Patisiran in patients with hereditary transthyretin-mediated amyloidosis (hATTR amyloidosis) disease progression post-liver transplant.

Patisiran is an RNA inhibitor TTR lowering drug, belonging to the small interfering RNA drug class. It is administered by intravenous infusion. Patisiran has been shown to reverse neuropathy in patients with hereditary ATTR amyloidosis and neuropathy and is approved by the regulatory authorities for this indication. This study will evaluate the efficacy and safety of patisiran in participants with hereditary transthyretin-mediated amyloidosis (hATTR amyloidosis) with disease progression after liver transplant.

What the study involves for patients

The study aims to enrol 20 participants to receive patisiran by intravenous infusion over a 12-month period.

Who can take part in the trial

Patients who received a liver transplant for treatment of hereditary ATTR amyloidosis at least 12 months before the study started, and who have an increase in polyneuropathy (PND) score after transplant may take part. Participants must have received stable immunosuppression treatment with prednisone for at least 3 months prior to starting the study. Patients may not take part in the study if they have previously received patisiran or inotersen, have clinically significant liver function test abnormalities, portal hypertension with ascites, severe renal failure, leptomeningeal amyloidosis or very poor performance status. For a full list of inclusion and exclusion criteria, see the www.clinicaltrials.gov website.

Outcomes

The primary outcome assessed will be:  

  • Average month 6 and month 12 percentage reduction from baseline in serum transthyretin (TTR).

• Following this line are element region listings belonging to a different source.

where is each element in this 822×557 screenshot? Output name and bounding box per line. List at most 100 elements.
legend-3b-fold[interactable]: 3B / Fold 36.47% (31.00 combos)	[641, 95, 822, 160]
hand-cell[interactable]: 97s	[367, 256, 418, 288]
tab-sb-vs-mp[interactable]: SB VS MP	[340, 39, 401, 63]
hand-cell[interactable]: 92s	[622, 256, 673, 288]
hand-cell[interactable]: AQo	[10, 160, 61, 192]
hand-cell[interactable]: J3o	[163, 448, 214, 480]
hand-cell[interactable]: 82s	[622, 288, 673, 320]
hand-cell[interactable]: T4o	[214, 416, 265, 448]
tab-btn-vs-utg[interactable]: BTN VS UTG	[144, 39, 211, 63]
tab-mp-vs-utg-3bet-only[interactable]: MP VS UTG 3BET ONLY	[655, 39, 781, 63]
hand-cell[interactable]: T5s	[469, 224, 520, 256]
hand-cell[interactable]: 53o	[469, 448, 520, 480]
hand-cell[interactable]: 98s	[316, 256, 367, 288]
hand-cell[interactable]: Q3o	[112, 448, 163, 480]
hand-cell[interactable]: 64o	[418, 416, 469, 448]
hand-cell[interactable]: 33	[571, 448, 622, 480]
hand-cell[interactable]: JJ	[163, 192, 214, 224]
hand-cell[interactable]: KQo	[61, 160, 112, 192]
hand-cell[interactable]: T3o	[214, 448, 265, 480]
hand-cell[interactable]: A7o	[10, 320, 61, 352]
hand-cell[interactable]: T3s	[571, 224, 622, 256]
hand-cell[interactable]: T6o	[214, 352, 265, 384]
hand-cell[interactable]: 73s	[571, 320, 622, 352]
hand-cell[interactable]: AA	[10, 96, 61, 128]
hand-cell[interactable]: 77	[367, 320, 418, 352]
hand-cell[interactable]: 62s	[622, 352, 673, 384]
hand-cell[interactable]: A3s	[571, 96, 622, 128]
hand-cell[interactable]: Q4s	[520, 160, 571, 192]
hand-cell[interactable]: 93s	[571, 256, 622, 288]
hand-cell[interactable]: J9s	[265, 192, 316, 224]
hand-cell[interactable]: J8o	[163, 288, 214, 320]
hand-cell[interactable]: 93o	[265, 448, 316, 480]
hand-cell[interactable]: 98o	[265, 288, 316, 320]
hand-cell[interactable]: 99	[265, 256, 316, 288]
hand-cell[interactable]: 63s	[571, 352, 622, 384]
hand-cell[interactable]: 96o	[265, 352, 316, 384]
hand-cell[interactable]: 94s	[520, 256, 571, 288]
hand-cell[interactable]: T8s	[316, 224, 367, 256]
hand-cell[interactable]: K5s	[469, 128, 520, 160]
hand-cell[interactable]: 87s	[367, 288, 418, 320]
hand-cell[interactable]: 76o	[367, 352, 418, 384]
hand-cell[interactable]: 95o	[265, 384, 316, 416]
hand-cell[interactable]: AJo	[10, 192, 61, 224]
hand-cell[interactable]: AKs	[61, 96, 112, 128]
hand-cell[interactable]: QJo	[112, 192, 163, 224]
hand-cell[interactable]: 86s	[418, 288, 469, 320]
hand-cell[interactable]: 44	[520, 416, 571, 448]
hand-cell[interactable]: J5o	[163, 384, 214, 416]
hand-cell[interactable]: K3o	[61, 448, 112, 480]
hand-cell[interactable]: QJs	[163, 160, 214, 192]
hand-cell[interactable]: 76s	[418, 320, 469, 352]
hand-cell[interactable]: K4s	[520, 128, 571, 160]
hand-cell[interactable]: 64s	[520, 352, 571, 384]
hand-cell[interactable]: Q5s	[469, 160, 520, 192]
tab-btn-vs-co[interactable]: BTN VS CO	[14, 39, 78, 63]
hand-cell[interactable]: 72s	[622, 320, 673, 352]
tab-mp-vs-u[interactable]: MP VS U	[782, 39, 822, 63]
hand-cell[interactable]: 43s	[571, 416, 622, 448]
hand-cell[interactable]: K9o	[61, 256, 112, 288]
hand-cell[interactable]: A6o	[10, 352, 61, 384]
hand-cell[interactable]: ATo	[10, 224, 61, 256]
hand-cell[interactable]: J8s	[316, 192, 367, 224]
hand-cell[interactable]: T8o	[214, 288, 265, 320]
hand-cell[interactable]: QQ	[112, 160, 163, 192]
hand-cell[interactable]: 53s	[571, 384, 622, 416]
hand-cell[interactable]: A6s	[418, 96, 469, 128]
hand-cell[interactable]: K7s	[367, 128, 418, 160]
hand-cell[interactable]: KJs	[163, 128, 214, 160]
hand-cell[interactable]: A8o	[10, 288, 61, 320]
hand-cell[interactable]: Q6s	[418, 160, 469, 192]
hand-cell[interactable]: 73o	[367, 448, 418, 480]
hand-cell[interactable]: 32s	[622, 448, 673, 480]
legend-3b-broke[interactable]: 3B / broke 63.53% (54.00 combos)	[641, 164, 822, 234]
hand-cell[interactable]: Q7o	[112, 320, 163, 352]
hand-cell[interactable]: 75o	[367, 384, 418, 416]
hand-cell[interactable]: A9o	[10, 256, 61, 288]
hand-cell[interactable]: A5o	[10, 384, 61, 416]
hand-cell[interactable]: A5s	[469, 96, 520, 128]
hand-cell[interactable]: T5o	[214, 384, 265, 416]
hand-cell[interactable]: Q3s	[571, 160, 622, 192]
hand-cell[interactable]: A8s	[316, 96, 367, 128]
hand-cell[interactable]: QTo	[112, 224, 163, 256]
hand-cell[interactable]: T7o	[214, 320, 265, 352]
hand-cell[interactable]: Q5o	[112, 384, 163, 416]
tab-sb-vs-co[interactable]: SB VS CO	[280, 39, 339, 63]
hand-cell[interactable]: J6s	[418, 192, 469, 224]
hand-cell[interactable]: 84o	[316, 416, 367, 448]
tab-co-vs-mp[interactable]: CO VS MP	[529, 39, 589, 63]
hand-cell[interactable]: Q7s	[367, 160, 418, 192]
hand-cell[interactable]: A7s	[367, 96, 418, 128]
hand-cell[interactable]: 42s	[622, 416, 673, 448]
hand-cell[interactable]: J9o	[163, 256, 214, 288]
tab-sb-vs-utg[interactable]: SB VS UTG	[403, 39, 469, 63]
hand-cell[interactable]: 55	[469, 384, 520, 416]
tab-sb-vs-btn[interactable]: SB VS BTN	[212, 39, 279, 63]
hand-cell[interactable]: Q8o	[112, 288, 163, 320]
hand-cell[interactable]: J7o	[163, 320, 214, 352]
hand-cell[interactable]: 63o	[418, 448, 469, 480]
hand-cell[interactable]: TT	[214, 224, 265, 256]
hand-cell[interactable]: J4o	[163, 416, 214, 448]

Other outcomes assessed will include: 

  • Change from baseline to month 12 of treatment in the modified neurologic impairment score +7 (mNIS+7).
  • Change from baseline to month 12 of treatment in the Norfolk quality of life-diabetic neuropathy (Norfolk QoL-DN) total score.
  • Change from baseline in the Rasch-Built Overall Disability Scale (R-ODS) at month 12.
  • Change from baseline in the composite autonomic symptom score (COMPASS-31) at month 12.
  • Change from baseline in the modified body mass index (mBMI) at month 12.
  • Percentage of participants with adverse events.

Timing

This study has completed recruitment and is ongoing at the NAC. Overall, 24 participants from around the world were enrolled.